The New Sunni Jihad: 'A Time for Politics'

Abu Theeb, a guerrilla leader, canvassed Sunnis for votes against Iraq's charter, a shift from violent rejection of the political process.
Abu Theeb, a guerrilla leader, canvassed Sunnis for votes against Iraq's charter, a shift from violent rejection of the political process. (By Ghaith Abdul-ahad For The Washington Post)
By Ghaith Abdul-Ahad
Special to The Washington Post
Thursday, October 27, 2005

NORTH OF BAGHDAD -- For weeks before Iraq's constitutional referendum this month, Iraqi guerrilla Abu Theeb traveled the countryside just north of Baghdad, stopping at as many Sunni Arab houses and villages as he could.

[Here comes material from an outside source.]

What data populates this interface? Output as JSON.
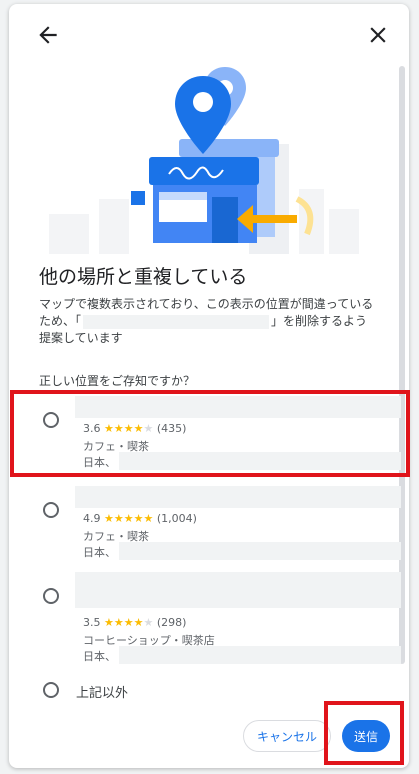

Each time, his message to the farmers and tradesmen he met was the same: Members of the disgruntled Sunni minority should register to vote -- and vote against the constitution.

"It is a new jihad," said Abu Theeb, a nom de guerre that means "Father of the Wolf," addressing a young nephew one night before the vote. "There is a time for fighting, and a time for politics."

For Abu Theeb and many other Iraqi insurgents, this canvassing marked a fundamental shift in strategy, and one that would separate them from foreign-born fighters such as Abu Musab Zarqawi, the Jordanian who leads the group al Qaeda in Iraq.

Two years of boycotting the process had only marginalized Sunnis while Iraqi's Shiite majority gained power. And Abu Theeb's entry into politics was born partly of necessity; attacks by Shiite militias, operating inside and outside the government security apparatus, were taking an increasing toll on Sunni lives.

So at 6:30 a.m. on the day of the referendum, Oct. 15, Theeb was already at the polling center in his village, which he had scouted out days in advance. Two of his fighters took up positions. Abu Theeb and the rest of the fighters, more relaxed, propped their Kalashnikov rifles against walls or placed them on tables.

"No one will attack," Abu Theeb assured a reporter. "I made sure some wrongdoers are protecting the school," he said, jokingly referring to al Qaeda loyalists. To head off any violence, he had co-opted the group by enlisting two of its supporters as his polling site guards.

This article is based on five days of travel and interviews with Abu Theeb and his associates before and after the referendum. The reporter was allowed such access on the condition that the guerrilla commander's real name and the name of his village would not be disclosed.

It was not possible to confirm directly how many Sunnis share his views on the political process. But Iraqi and U.S. analysts in Baghdad express hope that such a shift in outlook will eventually lead large numbers of radical Sunnis to abandon their weapons permanently and take part in the political process.

For men such as Abu Theeb -- who said he shaved his bushy beard, a sign of an Islamic holy fighter, to pass more easily into and out of Baghdad -- taking part in politics is a step taken only reluctantly.

"Politics for us is like filthy, dead meat," he said, referring to pork, which is eschewed by observant Muslims. "We are not allowed to eat it, but if you are crossing through a desert and your life depends on it, God says it's okay." Even if politics gets him a result he likes, he said, he will continue to wage war against the Americans, because he views them as occupiers.

To Vote, by All Means

Abu Theeb's tribe has a reputation for kidnappings and executions, and election officials declined to make the trip from Baghdad to his village to operate a polling station there. Instead, an elderly local sheik, deputized by Abu Theeb and village leaders as election monitor, settled onto a wooden bench in the classroom polling center.

Men of the village trickled in. Guerrillas soon realized that the women of this deeply conservative Tigris River hamlet were not ready to leave their homes to cast ballots. So each man who came with his identity card received a stack of ballots to take back to his family.